I don’t know how Curtis Flowers keeps his chin and his spirits up the way he does.  Like any death row prisoner, he has his dark periods when the walls close in and hope all but disappears.  But his faith is strong and his belief in his ultimate exoneration never wavers.

The last stage of our trip took us to Cleveland, Mississippi where, for the past three years, Friends of Justice has been working with Dr.
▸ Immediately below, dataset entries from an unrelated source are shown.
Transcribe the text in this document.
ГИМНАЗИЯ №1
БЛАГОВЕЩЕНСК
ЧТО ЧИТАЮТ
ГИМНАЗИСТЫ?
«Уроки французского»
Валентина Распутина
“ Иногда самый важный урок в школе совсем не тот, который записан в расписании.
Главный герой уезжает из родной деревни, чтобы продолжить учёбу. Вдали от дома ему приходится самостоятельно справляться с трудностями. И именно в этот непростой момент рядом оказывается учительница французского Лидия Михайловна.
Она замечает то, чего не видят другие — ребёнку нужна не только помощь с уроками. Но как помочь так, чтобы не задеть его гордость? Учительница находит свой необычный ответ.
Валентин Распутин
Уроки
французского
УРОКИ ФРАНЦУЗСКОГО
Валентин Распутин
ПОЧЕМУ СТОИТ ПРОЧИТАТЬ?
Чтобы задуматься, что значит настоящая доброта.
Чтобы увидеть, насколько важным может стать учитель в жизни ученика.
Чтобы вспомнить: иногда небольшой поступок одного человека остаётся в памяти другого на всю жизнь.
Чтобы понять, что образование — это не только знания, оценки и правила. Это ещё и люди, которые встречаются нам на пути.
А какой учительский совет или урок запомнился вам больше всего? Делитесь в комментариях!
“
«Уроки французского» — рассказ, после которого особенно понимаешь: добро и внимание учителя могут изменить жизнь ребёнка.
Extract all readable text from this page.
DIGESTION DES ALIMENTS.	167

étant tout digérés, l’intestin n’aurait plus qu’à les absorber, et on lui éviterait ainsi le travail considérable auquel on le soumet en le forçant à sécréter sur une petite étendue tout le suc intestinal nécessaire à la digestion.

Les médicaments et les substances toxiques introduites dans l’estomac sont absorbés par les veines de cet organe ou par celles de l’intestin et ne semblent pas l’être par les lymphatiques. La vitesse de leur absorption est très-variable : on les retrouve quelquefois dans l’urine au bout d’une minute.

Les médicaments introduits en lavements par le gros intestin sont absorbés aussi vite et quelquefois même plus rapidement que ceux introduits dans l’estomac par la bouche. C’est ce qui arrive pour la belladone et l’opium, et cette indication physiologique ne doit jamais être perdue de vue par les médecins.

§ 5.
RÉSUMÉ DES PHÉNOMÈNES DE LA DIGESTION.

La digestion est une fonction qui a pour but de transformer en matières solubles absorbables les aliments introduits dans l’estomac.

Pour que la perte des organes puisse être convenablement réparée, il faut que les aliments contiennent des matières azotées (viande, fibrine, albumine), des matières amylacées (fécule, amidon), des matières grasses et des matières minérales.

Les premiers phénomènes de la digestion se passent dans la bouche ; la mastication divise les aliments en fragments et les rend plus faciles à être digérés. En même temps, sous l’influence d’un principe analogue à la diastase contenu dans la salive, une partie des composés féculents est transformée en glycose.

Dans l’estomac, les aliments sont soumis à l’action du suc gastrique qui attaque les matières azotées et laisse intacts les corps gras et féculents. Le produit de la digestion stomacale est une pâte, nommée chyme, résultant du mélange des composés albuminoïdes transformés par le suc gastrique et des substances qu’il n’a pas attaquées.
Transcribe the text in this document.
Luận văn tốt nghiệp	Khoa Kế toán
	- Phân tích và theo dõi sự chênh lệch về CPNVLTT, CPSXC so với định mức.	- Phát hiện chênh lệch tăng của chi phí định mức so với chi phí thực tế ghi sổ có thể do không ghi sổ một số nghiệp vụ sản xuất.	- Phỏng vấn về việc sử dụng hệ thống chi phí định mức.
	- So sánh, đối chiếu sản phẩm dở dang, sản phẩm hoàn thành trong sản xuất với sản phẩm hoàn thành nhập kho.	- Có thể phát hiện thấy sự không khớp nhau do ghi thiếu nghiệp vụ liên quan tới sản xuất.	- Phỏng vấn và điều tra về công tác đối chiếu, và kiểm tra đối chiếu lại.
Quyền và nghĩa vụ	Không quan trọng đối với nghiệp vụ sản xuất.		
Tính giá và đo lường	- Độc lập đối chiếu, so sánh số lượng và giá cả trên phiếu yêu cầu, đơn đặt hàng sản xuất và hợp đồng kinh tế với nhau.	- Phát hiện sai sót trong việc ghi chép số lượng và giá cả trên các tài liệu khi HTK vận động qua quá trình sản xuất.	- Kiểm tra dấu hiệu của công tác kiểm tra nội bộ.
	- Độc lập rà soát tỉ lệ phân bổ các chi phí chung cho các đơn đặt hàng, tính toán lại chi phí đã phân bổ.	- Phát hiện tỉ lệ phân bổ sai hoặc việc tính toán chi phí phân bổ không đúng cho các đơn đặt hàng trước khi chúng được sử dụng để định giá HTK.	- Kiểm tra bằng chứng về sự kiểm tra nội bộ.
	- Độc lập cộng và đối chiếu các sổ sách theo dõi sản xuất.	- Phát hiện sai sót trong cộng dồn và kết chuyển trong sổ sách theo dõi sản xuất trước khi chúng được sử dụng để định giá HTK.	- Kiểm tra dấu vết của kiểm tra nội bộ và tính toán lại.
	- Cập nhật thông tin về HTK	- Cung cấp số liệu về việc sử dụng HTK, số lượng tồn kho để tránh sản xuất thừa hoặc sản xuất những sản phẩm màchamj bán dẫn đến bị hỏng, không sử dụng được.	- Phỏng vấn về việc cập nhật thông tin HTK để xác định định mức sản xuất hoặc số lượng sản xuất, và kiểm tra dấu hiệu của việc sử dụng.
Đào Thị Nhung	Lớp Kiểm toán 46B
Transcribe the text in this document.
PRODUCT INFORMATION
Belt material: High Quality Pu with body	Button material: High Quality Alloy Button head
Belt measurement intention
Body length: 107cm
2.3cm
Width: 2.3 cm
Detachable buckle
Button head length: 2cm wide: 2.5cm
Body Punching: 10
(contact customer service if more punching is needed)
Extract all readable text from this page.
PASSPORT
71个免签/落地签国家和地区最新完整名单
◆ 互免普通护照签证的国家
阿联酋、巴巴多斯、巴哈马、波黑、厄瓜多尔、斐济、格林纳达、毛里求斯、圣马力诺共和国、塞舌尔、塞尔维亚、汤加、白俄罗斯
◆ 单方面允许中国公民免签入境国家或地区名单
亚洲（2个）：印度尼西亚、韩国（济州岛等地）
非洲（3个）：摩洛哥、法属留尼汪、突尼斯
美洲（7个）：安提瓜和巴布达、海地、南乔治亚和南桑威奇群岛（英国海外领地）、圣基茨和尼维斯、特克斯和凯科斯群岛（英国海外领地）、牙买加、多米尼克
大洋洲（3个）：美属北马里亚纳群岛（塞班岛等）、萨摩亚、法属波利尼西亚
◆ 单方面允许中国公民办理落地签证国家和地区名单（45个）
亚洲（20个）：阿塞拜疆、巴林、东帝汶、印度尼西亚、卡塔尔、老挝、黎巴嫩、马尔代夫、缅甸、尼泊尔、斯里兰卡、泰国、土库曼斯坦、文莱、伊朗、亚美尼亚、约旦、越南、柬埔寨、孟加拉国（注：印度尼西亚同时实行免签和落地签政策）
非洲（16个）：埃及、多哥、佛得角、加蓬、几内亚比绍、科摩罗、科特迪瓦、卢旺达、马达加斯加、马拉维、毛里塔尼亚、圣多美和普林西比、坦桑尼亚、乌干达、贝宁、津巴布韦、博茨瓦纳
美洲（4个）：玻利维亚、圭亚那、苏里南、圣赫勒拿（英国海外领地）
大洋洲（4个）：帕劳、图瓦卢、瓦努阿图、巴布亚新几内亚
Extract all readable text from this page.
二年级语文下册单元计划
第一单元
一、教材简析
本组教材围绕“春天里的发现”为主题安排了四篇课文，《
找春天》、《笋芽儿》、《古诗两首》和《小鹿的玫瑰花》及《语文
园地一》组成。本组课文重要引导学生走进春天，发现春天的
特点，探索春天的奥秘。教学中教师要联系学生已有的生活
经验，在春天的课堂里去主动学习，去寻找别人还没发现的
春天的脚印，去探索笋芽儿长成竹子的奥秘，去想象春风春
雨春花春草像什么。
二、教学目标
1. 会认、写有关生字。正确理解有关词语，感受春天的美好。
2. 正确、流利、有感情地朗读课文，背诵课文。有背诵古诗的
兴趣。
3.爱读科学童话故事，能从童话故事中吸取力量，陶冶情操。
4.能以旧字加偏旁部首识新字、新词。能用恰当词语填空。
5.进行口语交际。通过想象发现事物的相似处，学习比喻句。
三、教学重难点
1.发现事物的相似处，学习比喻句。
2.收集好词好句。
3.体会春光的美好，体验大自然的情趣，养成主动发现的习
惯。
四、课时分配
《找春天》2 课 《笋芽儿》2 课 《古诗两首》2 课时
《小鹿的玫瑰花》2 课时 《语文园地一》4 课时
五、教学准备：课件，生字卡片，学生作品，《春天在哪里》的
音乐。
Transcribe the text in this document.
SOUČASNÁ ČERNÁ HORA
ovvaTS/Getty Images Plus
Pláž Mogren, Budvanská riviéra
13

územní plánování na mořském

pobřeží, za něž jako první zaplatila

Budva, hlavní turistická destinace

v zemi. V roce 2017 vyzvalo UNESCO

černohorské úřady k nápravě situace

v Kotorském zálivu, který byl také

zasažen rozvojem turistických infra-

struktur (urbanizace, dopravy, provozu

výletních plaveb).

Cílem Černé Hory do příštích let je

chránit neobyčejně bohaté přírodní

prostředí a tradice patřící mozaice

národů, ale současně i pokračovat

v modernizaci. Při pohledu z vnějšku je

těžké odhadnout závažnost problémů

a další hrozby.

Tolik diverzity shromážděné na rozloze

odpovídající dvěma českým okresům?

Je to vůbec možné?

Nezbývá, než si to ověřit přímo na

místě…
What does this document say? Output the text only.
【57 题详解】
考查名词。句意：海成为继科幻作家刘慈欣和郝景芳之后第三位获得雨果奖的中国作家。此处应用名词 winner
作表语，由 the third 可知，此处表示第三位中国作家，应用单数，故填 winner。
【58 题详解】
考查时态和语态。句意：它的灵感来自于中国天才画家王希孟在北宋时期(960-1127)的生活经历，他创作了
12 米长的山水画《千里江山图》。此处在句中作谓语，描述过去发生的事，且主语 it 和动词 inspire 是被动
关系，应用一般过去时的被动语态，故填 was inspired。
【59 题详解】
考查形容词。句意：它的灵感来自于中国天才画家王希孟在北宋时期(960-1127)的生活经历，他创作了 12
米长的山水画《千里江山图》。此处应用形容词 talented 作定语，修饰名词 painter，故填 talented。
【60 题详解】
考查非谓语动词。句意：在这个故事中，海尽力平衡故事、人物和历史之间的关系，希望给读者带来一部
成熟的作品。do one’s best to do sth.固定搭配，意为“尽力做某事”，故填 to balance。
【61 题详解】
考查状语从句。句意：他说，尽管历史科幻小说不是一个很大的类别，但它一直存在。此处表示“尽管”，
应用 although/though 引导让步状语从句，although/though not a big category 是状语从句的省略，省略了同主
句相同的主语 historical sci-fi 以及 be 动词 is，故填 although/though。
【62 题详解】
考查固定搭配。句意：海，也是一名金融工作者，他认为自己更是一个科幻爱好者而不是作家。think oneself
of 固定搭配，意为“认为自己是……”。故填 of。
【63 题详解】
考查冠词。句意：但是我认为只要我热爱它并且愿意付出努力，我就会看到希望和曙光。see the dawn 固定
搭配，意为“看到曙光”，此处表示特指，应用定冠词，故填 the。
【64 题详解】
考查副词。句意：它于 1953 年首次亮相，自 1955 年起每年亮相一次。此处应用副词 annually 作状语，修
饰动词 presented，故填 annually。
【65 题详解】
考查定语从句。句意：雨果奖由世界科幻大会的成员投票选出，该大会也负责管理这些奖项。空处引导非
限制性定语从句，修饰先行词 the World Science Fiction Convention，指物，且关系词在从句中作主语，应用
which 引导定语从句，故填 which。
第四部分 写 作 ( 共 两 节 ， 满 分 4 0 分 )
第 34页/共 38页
Paul Ortiz and the University of Florida’s Samuel Proctor Oral History Program.  This afternoon I spent two hours talking about Tulia, the Jena 6, the Colomb case and, of course, Curtis Flowers.  I also talked about the importance of grasping the sociology, the economics and the spirituality lying at the roots of injustice.  Whenever the justice system goes off the rails the explanation inevitably goes far beyond sloppy forensics, unreliable witnesses and prosecutorial ethics.  Wrongful conviction is rooted in racial history, economic issues and shifting political winds.

This afternoon I explained how and why things go wrong in places like Tulia, Texas, Church Point and Jena, Louisiana, and Winona, Mississippi.  I concluded by talking about Fannie Lou Hamer, the civil rights champion and gospel singer who was savagely beaten in Winona’s county jail in the summer of 1963.

Fannie Lou Hamer

I confessed to the students that I have no faith in the liberal myth of inevitable progress.  Black couldn’t vote in Mississippi back in 1963, but evils like mass incarceration and mass deportation didn’t blossom until the late 20th century.  Young people face different challenges than people like Fannie Lou Hamer and the veterans of the civil rights movement who will speak to us this evening at Delta State University, but if they want to make a difference they must summon the same courage and spiritual conviction that allowed Hamer to change the world.